Why NATO trains to survive

This fall in Europe and in the Baltic region in particular is very “hot” from the military point of view. Russia thinks that NATO exercises in the region are not just single episodic maneuvers but a chain of successive events, a well-designed scheme of conducting large-scale exercises that are offensive in nature.

This point of view is disputable but certainly Russian experts have the reasons to feel threatened. These days NATO exercise dubbed Anakonda 2018 is conducted on the territory of Poland and three Baltic States. If taken separately, Anakonda 2018 is not so large-scale, as for instance, Trident Juncture, held between October 25 and November 7 in and around Norway (that was just one of NATO’s military exercises this year.) But taking into account a series of NATO military events that were conducted and planned this autumn, Anakonda 2018 exercise distrusts Russia.

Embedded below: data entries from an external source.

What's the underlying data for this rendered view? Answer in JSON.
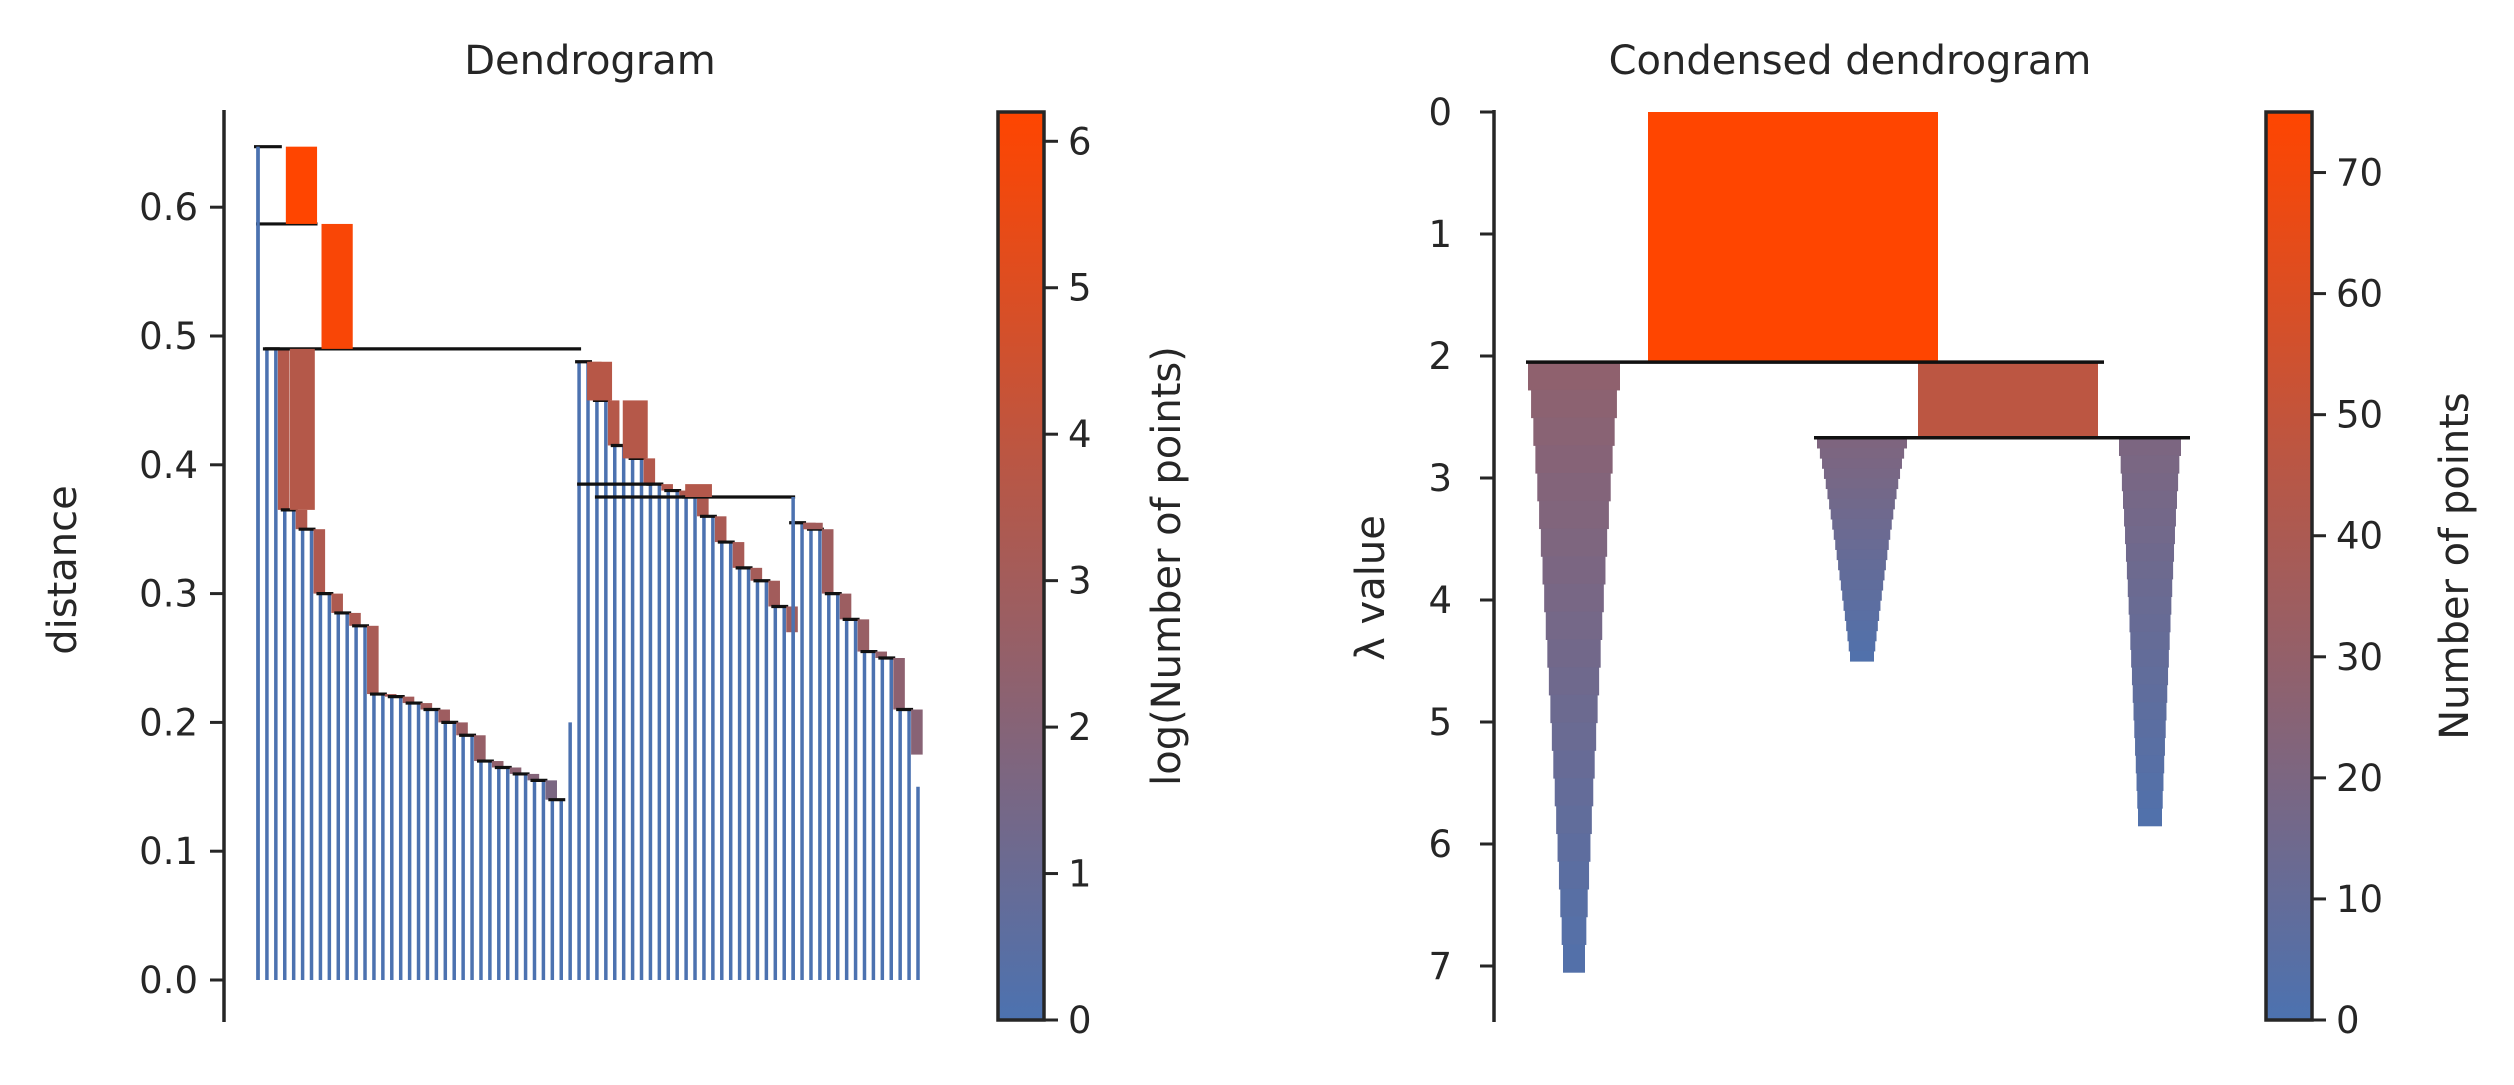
{
  "chart_data": [
    {
      "type": "dendrogram",
      "title": "Dendrogram",
      "ylabel": "distance",
      "ylim": [
        -0.035,
        0.68
      ],
      "yticks": [
        0.0,
        0.1,
        0.2,
        0.3,
        0.4,
        0.5,
        0.6
      ],
      "ytick_labels": [
        "0.0",
        "0.1",
        "0.2",
        "0.3",
        "0.4",
        "0.5",
        "0.6"
      ],
      "n_leaves": 75,
      "merge_heights": {
        "root": 0.647,
        "second": 0.587,
        "main_split": 0.49,
        "left_chain": [
          0.49,
          0.365,
          0.35,
          0.3,
          0.285,
          0.275,
          0.222,
          0.22,
          0.215,
          0.21,
          0.2,
          0.19,
          0.17,
          0.165,
          0.16,
          0.155,
          0.14
        ],
        "right_cluster": [
          0.48,
          0.45,
          0.415,
          0.405,
          0.385,
          0.38
        ],
        "right_a_chain": [
          0.375,
          0.36,
          0.34,
          0.32,
          0.31,
          0.29,
          0.27,
          0.25,
          0.245,
          0.24,
          0.235,
          0.22,
          0.215,
          0.2,
          0.195
        ],
        "right_b_chain": [
          0.355,
          0.35,
          0.3,
          0.28,
          0.255,
          0.25,
          0.21,
          0.175,
          0.155,
          0.15
        ]
      },
      "colorbar": {
        "label": "log(Number of points)",
        "range": [
          0,
          6.2
        ],
        "ticks": [
          0,
          1,
          2,
          3,
          4,
          5,
          6
        ],
        "tick_labels": [
          "0",
          "1",
          "2",
          "3",
          "4",
          "5",
          "6"
        ],
        "colors": [
          "#4c72b0",
          "#ff4500"
        ]
      }
    },
    {
      "type": "condensed_dendrogram",
      "title": "Condensed dendrogram",
      "ylabel": "λ value",
      "ylim": [
        0,
        7.45
      ],
      "y_inverted": true,
      "yticks": [
        0,
        1,
        2,
        3,
        4,
        5,
        6,
        7
      ],
      "ytick_labels": [
        "0",
        "1",
        "2",
        "3",
        "4",
        "5",
        "6",
        "7"
      ],
      "clusters": [
        {
          "id": "root",
          "birth": 0.0,
          "death": 2.05,
          "size": 75
        },
        {
          "id": "left",
          "parent": "root",
          "birth": 2.05,
          "death": 7.05,
          "size": 28
        },
        {
          "id": "mid-right",
          "parent": "root",
          "birth": 2.05,
          "death": 2.67,
          "size": 47
        },
        {
          "id": "middle",
          "parent": "mid-right",
          "birth": 2.67,
          "death": 4.5,
          "size": 21
        },
        {
          "id": "right",
          "parent": "mid-right",
          "birth": 2.67,
          "death": 5.85,
          "size": 20
        }
      ],
      "colorbar": {
        "label": "Number of points",
        "range": [
          0,
          75
        ],
        "ticks": [
          0,
          10,
          20,
          30,
          40,
          50,
          60,
          70
        ],
        "tick_labels": [
          "0",
          "10",
          "20",
          "30",
          "40",
          "50",
          "60",
          "70"
        ],
        "colors": [
          "#4c72b0",
          "#ff4500"
        ]
      }
    }
  ]
}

Thus, in parallel with and just after Trident Juncture exercise in Europe and in the Baltic region, smaller NATO exercises are united by a common concept and held against a common background.

These are Baltic Host 18 in the Baltic States (November 1–30), Iron Wolf 18 in Lithuania (November 5–18), Brave Lion in Denmark (November 5–23), Arcade Fusion 18 in the UK (November 5-27), Anakonda 18 in Poland and in the Baltic States and the Baltic Sea (November 7-16), Citadel Bonus 18 in France and Poland (November 10-20).

By the way, this year NATO has already coordinated approximately 100 exercises, 20% more than during the same period in 2017.

During exercises NATO, as it was officially stated, trains and assesses multinational battle groups abilities to plan and conduct “defense/offense in decisive action environment and improves the level of interoperability of multinational forces.”

One more fact shows the offensive nature of NATO exercises. This is a clear intention to train troops under severe weather conditions. Such a climate is typical only to some countries in the world including Russia. So, are NATO troops going to fight on Russian territory? This automatically means the offensive nature of Alliance’s maneuvers.

The more so, the accelerating of rearmament in the Eastern European countries, the deployment of new bases, the renewal of NATO infrastructure, new military formations in the region, and specifically in the Baltic countries – all this suggests that the main goal of the exercises is not to defend NATO member states, but to prepare to attack.